Gut ein Jahr ist es nun her, dass vor der US-Küste die Bohrinsel „Deepwater Horizon“ explodierte und anschließend sank. Dabei wurde die größte Ölpest der Geschichte verursacht. Der Ölkonzern BP will nun vor Gericht die Frage nach der Verantwortung klären lassen.

Der britische Konzern BP verklagt den Besitzer der Bohrinsel „Deepwater Horizon“, das Schweizer Unternehmen Transocean, sowie einer weitere Firma. BP teilte am Donnerstag mit, dass man die Klage bei einem Bundesgericht in New Orleans einreiche. BP verklagt neben Transocean die US-Firma Cameron International, den Hersteller des defekten Abdeckventils. BP sollen wegen der Ölpest Kosten von rund 40 Milliarden Dollar (27,4 Milliarden Euro) entstanden sein. Diese Summe will der Konzern Medienberichten zufolge durch die Klagen zurückerstattet haben.

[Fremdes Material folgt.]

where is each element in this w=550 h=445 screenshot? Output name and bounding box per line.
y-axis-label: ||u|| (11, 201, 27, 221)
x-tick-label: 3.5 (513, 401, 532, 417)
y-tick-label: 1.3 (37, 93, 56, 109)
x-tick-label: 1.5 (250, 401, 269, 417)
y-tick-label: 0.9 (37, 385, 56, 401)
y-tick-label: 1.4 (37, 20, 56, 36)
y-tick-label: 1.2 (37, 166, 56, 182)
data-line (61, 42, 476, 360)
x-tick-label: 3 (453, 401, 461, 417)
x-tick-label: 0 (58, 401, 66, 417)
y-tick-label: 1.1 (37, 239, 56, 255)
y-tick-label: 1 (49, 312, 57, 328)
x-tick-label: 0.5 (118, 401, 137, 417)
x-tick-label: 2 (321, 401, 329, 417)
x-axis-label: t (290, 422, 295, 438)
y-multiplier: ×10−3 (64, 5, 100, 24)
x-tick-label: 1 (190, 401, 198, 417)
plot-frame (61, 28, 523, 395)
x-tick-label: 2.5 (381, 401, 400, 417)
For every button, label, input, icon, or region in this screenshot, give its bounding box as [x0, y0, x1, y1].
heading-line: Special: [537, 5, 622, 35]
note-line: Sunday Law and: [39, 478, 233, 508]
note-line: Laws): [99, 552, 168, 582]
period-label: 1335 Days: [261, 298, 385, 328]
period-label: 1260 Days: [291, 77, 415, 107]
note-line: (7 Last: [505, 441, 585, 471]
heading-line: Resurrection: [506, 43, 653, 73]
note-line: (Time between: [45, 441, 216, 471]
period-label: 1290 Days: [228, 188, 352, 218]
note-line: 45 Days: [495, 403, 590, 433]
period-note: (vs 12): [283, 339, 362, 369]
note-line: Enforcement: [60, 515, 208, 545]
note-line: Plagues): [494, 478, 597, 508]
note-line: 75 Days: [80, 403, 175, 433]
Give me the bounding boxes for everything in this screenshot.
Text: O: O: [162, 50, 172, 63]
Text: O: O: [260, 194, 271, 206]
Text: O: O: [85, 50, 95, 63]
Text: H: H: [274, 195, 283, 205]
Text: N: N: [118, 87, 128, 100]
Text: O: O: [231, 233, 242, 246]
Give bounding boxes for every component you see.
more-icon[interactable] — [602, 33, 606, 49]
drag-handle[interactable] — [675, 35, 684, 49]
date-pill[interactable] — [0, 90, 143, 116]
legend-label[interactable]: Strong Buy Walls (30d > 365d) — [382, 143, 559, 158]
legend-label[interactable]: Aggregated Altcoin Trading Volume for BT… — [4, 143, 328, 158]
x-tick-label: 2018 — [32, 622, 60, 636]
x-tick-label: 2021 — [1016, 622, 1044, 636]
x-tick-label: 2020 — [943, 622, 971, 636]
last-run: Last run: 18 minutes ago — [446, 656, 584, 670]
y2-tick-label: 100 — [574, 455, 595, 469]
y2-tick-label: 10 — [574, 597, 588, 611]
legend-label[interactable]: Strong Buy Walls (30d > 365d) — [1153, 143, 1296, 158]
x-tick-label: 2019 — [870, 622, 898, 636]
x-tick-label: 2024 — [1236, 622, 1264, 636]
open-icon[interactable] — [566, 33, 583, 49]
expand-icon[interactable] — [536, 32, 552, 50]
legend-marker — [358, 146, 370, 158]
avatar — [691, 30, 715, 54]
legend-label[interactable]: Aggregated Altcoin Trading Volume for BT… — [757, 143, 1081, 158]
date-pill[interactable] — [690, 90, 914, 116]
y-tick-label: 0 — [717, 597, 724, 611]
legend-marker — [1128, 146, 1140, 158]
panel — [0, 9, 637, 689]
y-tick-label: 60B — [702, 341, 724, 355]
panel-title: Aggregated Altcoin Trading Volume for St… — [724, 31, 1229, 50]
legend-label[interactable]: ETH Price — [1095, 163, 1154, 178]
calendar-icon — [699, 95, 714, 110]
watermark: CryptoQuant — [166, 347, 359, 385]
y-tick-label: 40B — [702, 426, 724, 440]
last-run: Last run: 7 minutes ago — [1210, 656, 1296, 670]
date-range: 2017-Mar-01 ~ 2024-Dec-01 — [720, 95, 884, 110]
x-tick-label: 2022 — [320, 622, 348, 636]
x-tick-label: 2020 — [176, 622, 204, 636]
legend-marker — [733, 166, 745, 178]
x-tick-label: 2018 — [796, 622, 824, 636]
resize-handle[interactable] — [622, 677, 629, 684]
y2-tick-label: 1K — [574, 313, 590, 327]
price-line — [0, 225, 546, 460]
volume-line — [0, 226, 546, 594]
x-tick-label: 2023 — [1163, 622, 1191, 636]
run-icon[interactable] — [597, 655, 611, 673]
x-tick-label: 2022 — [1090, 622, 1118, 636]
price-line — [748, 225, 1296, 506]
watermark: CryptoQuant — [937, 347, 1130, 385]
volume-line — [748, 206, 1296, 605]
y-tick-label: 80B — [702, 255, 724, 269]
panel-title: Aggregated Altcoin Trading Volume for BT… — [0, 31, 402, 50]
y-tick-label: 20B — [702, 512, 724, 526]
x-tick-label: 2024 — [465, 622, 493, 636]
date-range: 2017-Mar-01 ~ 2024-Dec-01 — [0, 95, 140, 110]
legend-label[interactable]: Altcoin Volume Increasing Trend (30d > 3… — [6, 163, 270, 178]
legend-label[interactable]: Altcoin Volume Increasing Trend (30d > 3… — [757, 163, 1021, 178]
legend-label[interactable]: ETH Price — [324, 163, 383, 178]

Bei der Explosion vergangenes Jahr starben elf Arbeiter. Nachdem die Bohrinsel zunächst zwei Tage in Flammen stand, sank sie rund 1500 Meter bis auf den tiefsten Ozean. Rund 780 Millionen Liter Rohöl strömten über 3 Monate hinweg ins Meer und verseuchten den Lebensraum von Tieren und Pflanzen. Dabei wurden etwa 1000 Kilometer Küste verschmutzt. Gegen das Öl in und auf dem Wasser kämpften insgesamt 48.000 Menschen. Über Monate hinweg war Fischerei nicht mehr möglich.